Yesterday was beautiful in London. We wandered along the banks of the Thames and crossed Waterloo Bridge over to Covent Garden. Everywhere, people were sitting out on the grass…standing outside pubs…walking hand in hand. Everyone had the same idea – to take advantage of the nice weather before it goes away.
Last year, London had a beautiful summer too. But we were gone that week and missed it.
Alas, many of the best things in life are fleeting. And thankfully, so are the worst things.
What put us in such a reflective mood were yesterday’s news reports. The Dow rose again – up 19 points this time. Gold edged closer to the $1,000 mark – at $984. Oil traded at $68. And the dollar fell to only $1.43 against the euro.
These trends – not to mention the broad rise in commodities and stocks worldwide – lead many investors to think that the fair weather is back, permanently. Asset prices are rising. Investors are less afraid of risk. Hallelujah – a dove with a sprig of green in its beak!
Of course, it may be true. But our advice, dear reader, is to take an umbrella with you anyway. As far as we can tell, nothing has happened to disturb the major weather pattern that began developing two years ago. Anyone could see it coming years in advance. “You gotta expect trouble when the average house is more expensive than the average person can afford,” we kept saying.
But it was only when high winds hit the housing market that the newspapers took notice. Then, for 40 days and 40 nights the rain came down.
First, the house flippers were caught off guard. They were in the middle of flipping condos when all of a sudden the wind shifted and sent their contracts aloft. Mortgage rates were rising and buyers disappeared. The flippers lost their deposits and walked away from empty buildings.
Then, resets and higher rates blew the roof off the subprime market.
Then, the whole housing sector was getting knocked down – builders, suppliers, and financers.
Next came the credit crunch…when major lenders and investment banks realized that they were in heavy seas. Their ships were swamped with mortgage-backed debt and derivatives…and their captains were morons.
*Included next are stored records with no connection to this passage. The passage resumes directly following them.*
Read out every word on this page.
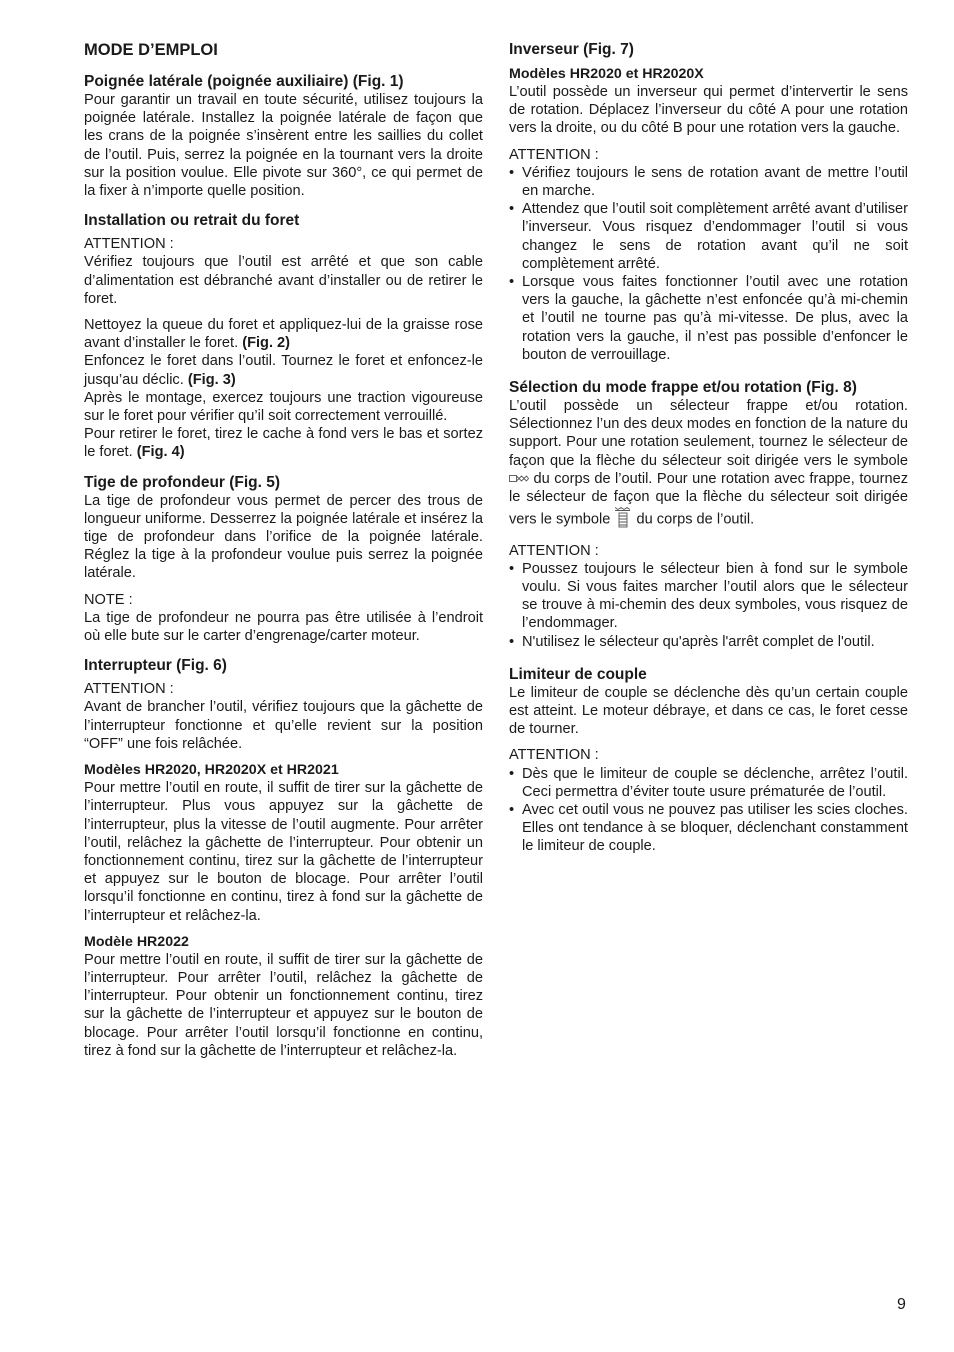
MODE D’EMPLOI
Poignée latérale (poignée auxiliaire) (Fig. 1)

Pour garantir un travail en toute sécurité, utilisez toujours la poignée latérale. Installez la poignée latérale de façon que les crans de la poignée s’insèrent entre les saillies du collet de l’outil. Puis, serrez la poignée en la tournant vers la droite sur la position voulue. Elle pivote sur 360°, ce qui permet de la fixer à n’importe quelle position.

Installation ou retrait du foret

ATTENTION :

Vérifiez toujours que l’outil est arrêté et que son cable d’alimentation est débranché avant d’installer ou de retirer le foret.

Nettoyez la queue du foret et appliquez-lui de la graisse rose avant d’installer le foret. (Fig. 2)

Enfoncez le foret dans l’outil. Tournez le foret et enfoncez-le jusqu’au déclic. (Fig. 3)

Après le montage, exercez toujours une traction vigoureuse sur le foret pour vérifier qu’il soit correctement verrouillé.

Pour retirer le foret, tirez le cache à fond vers le bas et sortez le foret. (Fig. 4)

Tige de profondeur (Fig. 5)

La tige de profondeur vous permet de percer des trous de longueur uniforme. Desserrez la poignée latérale et insérez la tige de profondeur dans l’orifice de la poignée latérale. Réglez la tige à la profondeur voulue puis serrez la poignée latérale.

NOTE :

La tige de profondeur ne pourra pas être utilisée à l’endroit où elle bute sur le carter d’engrenage/carter moteur.

Interrupteur (Fig. 6)

ATTENTION :

Avant de brancher l’outil, vérifiez toujours que la gâchette de l’interrupteur fonctionne et qu’elle revient sur la position “OFF” une fois relâchée.

Modèles HR2020, HR2020X et HR2021

Pour mettre l’outil en route, il suffit de tirer sur la gâchette de l’interrupteur. Plus vous appuyez sur la gâchette de l’interrupteur, plus la vitesse de l’outil augmente. Pour arrêter l’outil, relâchez la gâchette de l’interrupteur. Pour obtenir un fonctionnement continu, tirez sur la gâchette de l’interrupteur et appuyez sur le bouton de blocage. Pour arrêter l’outil lorsqu’il fonctionne en continu, tirez à fond sur la gâchette de l’interrupteur et relâchez-la.

Modèle HR2022

Pour mettre l’outil en route, il suffit de tirer sur la gâchette de l’interrupteur. Pour arrêter l’outil, relâchez la gâchette de l’interrupteur. Pour obtenir un fonctionnement continu, tirez sur la gâchette de l’interrupteur et appuyez sur le bouton de blocage. Pour arrêter l’outil lorsqu’il fonctionne en continu, tirez à fond sur la gâchette de l’interrupteur et relâchez-la.

Inverseur (Fig. 7)
Modèles HR2020 et HR2020X

L’outil possède un inverseur qui permet d’intervertir le sens de rotation. Déplacez l’inverseur du côté A pour une rotation vers la droite, ou du côté B pour une rotation vers la gauche.

ATTENTION :

• Vérifiez toujours le sens de rotation avant de mettre l’outil en marche.
• Attendez que l’outil soit complètement arrêté avant d’utiliser l’inverseur. Vous risquez d’endommager l’outil si vous changez le sens de rotation avant qu’il ne soit complètement arrêté.
• Lorsque vous faites fonctionner l’outil avec une rotation vers la gauche, la gâchette n’est enfoncée qu’à mi-chemin et l’outil ne tourne pas qu’à mi-vitesse. De plus, avec la rotation vers la gauche, il n’est pas possible d’enfoncer le bouton de verrouillage.
Sélection du mode frappe et/ou rotation (Fig. 8)

L’outil possède un sélecteur frappe et/ou rotation. Sélectionnez l’un des deux modes en fonction de la nature du support. Pour une rotation seulement, tournez le sélecteur de façon que la flèche du sélecteur soit dirigée vers le symbole  du corps de l’outil. Pour une rotation avec frappe, tournez le sélecteur de façon que la flèche du sélecteur soit dirigée vers le symbole du corps de l’outil.

ATTENTION :

• Poussez toujours le sélecteur bien à fond sur le symbole voulu. Si vous faites marcher l’outil alors que le sélecteur se trouve à mi-chemin des deux symboles, vous risquez de l’endommager.
• N'utilisez le sélecteur qu'après l'arrêt complet de l'outil.
Limiteur de couple

Le limiteur de couple se déclenche dès qu’un certain couple est atteint. Le moteur débraye, et dans ce cas, le foret cesse de tourner.

ATTENTION :

• Dès que le limiteur de couple se déclenche, arrêtez l’outil. Ceci permettra d’éviter toute usure prématurée de l’outil.
• Avec cet outil vous ne pouvez pas utiliser les scies cloches. Elles ont tendance à se bloquer, déclenchant constamment le limiteur de couple.
9
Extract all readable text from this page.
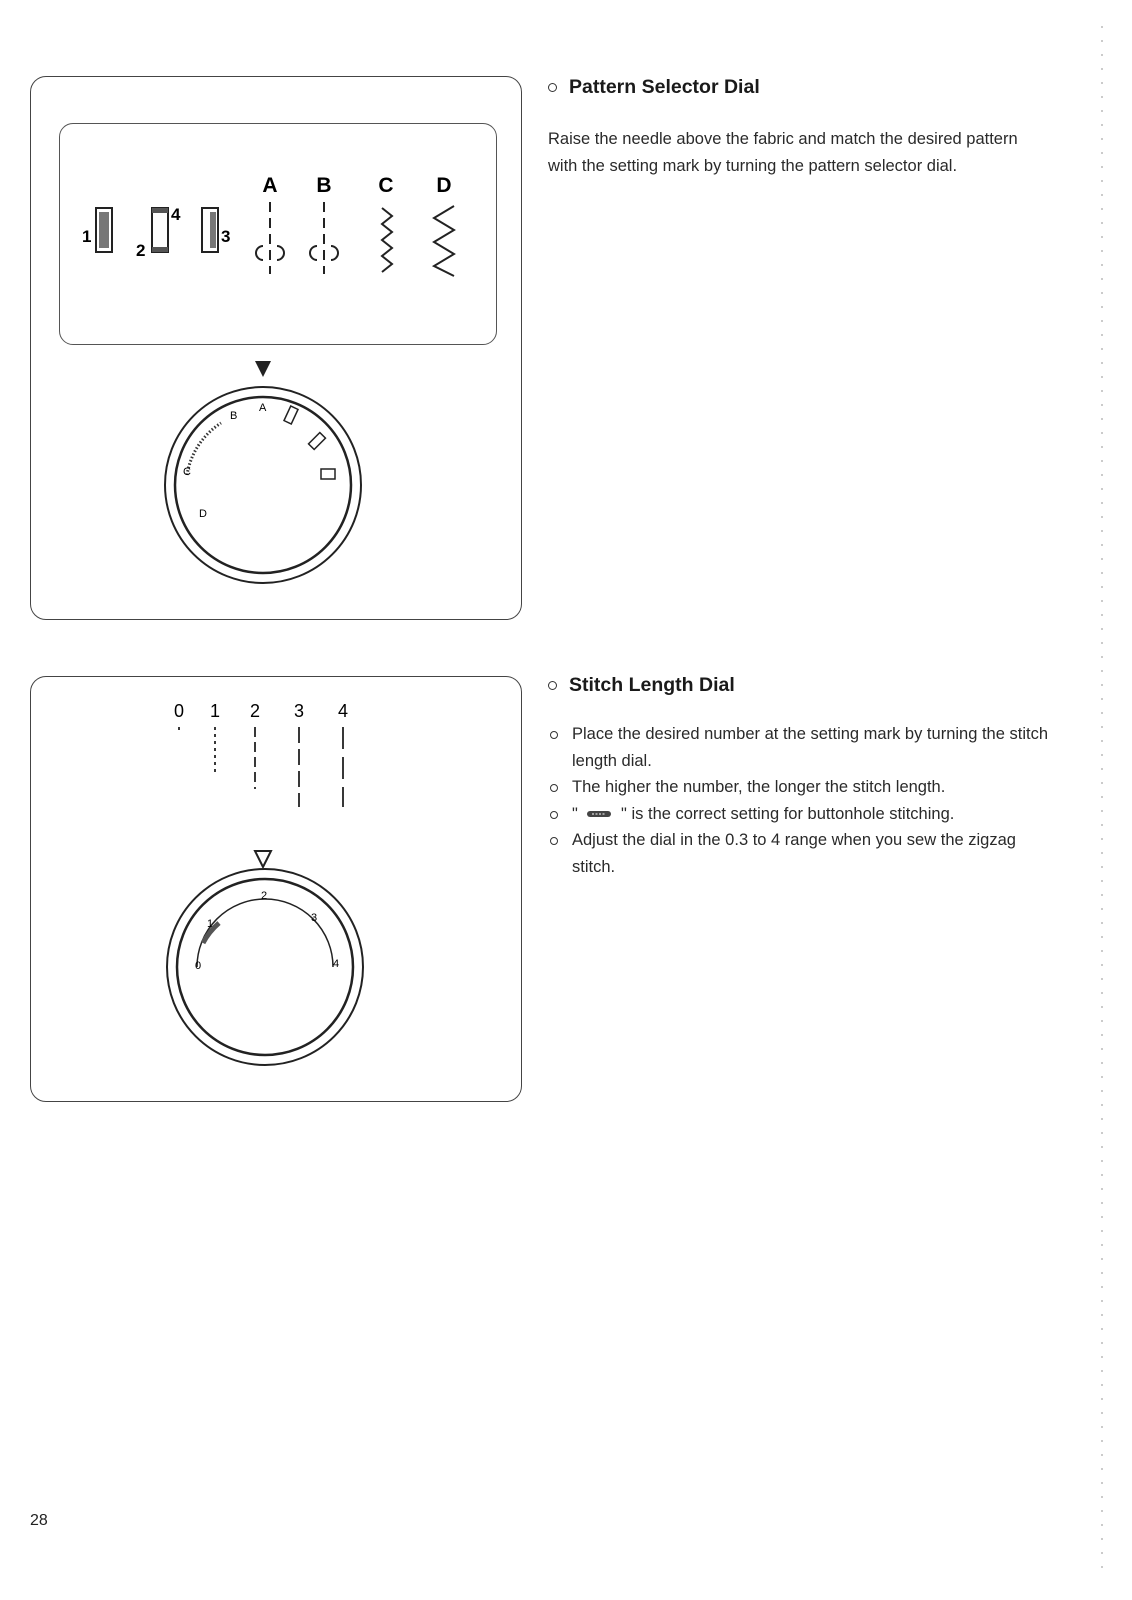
1
2
4
3
A B C D
B
A
C
D
Pattern Selector Dial
Raise the needle above the fabric and match the desired pattern with the setting mark by turning the pattern selector dial.
0 1 2 3 4
0
1
2
3
4
Stitch Length Dial
Place the desired number at the setting mark by turning the stitch length dial.
The higher the number, the longer the stitch length.
"	" is the correct setting for buttonhole stitching.
Adjust the dial in the 0.3 to 4 range when you sew the zigzag stitch.
28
Lehman went down. Wall Street abandoned ship. And the feds sent out rescue planes.
By late in 2008, everyone was taking shelter. Businesses were cutting payrolls. Banks were squeezing their reserves. Consumers were staying at home. And GM was hiring bankruptcy lawyers.
Everything was falling in price – houses, office buildings, stocks, commodities…practically everything except the US dollar, US bonds, and gold… These three were seen as the only safe refuges for storm- tossed investors.
But on March 9, 2009, came a lull. Reluctantly, investors came out of their storm shelters. The skies lightened…the sun shined. Oil has gone up 53% since then. Stocks worldwide are up about 30%.
And now…people say “the worst is behind us.”
We meteorologists here at Markets and Money watch the skies like everyone else. But we also read reports from big storms of the past. And what we notice is that this doesn’t look like the passing storms of the ’80s or ’90s. It looks to us like a major change in weather patterns. To be more precise, it looks to us like the Great Storm of the ’30s. Do you remember that one, dear reader? No? Well, we don’t either, but we’ve read the histories. It was a doozy. And it began…well…just like this one.
In 1930, six months after the initial storm front passed, world output was down about 15%. Today, it is down about 15%, too. Stock markets were only down about 20% in mid-1930. Today, they’re down about 35%. And world trade slipped about 15% in the six months following the onset of the Great Crash of ’29. Today, it is down 25%.
One thing you notice is that like the Great Depression, this downturn is global. A collapse in world trade followed the Crash of ’29. It is usually blamed on two protectionist bumblers in Congress – Smoot and Hawley. But in a real depression, trade falls anyway. World commerce needs to readjust to new realities…whatever they are. That’s happening again now.
The other thing you notice is that this adjustment takes time…and takes the losses much further…much deeper…than anyone expects. The actual bottom in the ’30s didn’t come until 2 to 3 years after the crash. And it took stocks all over the planet down to about 65% below their peaks. World output eventually fell to only about 2/3rds of what it had been in the late ’20s.
It took two decades and a major world war before the world was back on its feet.